This is part of a 3 part series!
Part one: General concepts: https://vicharkness.co.uk/2019/01/20/the-art-of-defeating-facial-detection-systems-part-one/
Part two: Adversarial examples: https://vicharkness.co.uk/2019/01/27/the-art-of-defeating-facial-detection-systems-part-two-adversarial-examples/
Part three: The art community’s efforts: https://vicharkness.co.uk/2019/02/01/the-art-of-defeating-facial-detection-systems-part-two-the-art-communitys-efforts/
The use of facial detection/recognition systems in public spaces is of great concern to privacy advocates. As the general public gains an awareness of such systems, concern becomes more widespread. Various privacy advocate groups have sprung up (such as Big Brother Watch in the UK) which aim to raise awareness of the perceived loss of liberties. I will not be discussing the accuracy of claims here, nor the ethical implications of mass surveillance (be that for law enforcement, advertising purposes, or other). I will instead discuss the general concepts of these technologies, and some of the interesting attempts being made by individuals and small groups to defeat them.
First off, a clarification is to be made. Facial detection and facial recognition, although heavily overlapping, are different. As the names suggest, facial detection pertains to the detection of a human face. Facial recognition aims to match a detected human face to faces stored in some database. Most of the privacy concerns stem from the use of facial detection in the first place, and so this will be the main point of discussion in this article. Facial recognition systems will of course be touched on, as they sit on top of these facial detection systems. It is also worth noting that I will not be providing deep explanations of the driving technologies here. This article is more about presenting the concepts, than gaining a true understanding of the subject area.
How does it work?
So, how do facial detection systems work? There are numerous different driving technologies that can be used (neural networks, support vector machines) to create systems, which of course interpret images in a very non-human way, because the machines don’t “think” like a human does. In terms of human explanations, we can think in terms of general assumptions being made by systems. The general assumptions contain the obvious: oval head, eyes roughly in middle, nose, mouth below that. There are various permutations possible in these areas, and spacing/colouration can vary greatly (more on this later).
What are faces?
Where do these generalisations come from? Facial detection systems will not be made specifically for detecting faces. The programmer does not explain to the machine what a nose is and where it goes. Without the ability to learn and reason as a human does, it would be futile. Instead, the system is provided with a large set of training data, and it forms generalisations based upon it. For a facial detection system, you would provide it with 1000s of photographs of human faces. Generally, the more pictures you provide, the more robust your system will be. If you provided your system with only 5 pictures it would likely only be able to detect faces that looked like those.

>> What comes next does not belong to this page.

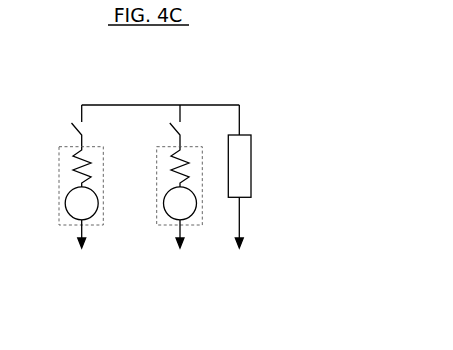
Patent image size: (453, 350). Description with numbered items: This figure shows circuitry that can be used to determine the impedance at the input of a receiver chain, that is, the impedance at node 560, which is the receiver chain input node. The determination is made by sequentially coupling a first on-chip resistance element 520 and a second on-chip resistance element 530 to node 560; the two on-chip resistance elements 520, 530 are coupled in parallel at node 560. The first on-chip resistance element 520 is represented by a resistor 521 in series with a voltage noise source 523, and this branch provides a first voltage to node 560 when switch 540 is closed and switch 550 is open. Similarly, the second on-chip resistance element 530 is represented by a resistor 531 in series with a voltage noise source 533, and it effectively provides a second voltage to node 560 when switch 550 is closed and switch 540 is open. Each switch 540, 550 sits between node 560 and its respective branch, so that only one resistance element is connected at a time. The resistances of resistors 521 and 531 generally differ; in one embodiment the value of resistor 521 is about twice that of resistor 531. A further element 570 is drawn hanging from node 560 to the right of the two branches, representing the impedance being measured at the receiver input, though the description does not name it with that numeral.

The acceptable error rate also factors quite heavily in the use of facial detection systems (as well as facial recognition systems). If your facial recognition system was trained on exclusively pictures of one person and then attempted to detect the face of said person in a crowd, it would most likely still not be able to achieve 100% confidence in the match. This stems from variance in lighting conditions, angle, complexion, etc. Acceptable levels of error in matches vary, but generally you want at least 90%. The same occurs in facial detection. If you have only trained the system on a few faces it might not be able to generalise enough to detect all human faces, only those that look quite a bit like those in the training sets. This can lead to some big problems in facial detection/recognition systems.
What can a system learn about a face from this photo? It can learn that a human face has two oval shapes in the middle, which are blue. Above these are thin brown strips. The ovals are surrounded by black rectangles which are bridged in the middle, over a slightly-darker bit. To the left of this is an even darker bit. Below this is two light lines, leading to a flat pink oval. Around the top and sides is brown; below is purple. There is also a patch of white above and to the left, and to the right are various curved shapes and lots of brown/grey.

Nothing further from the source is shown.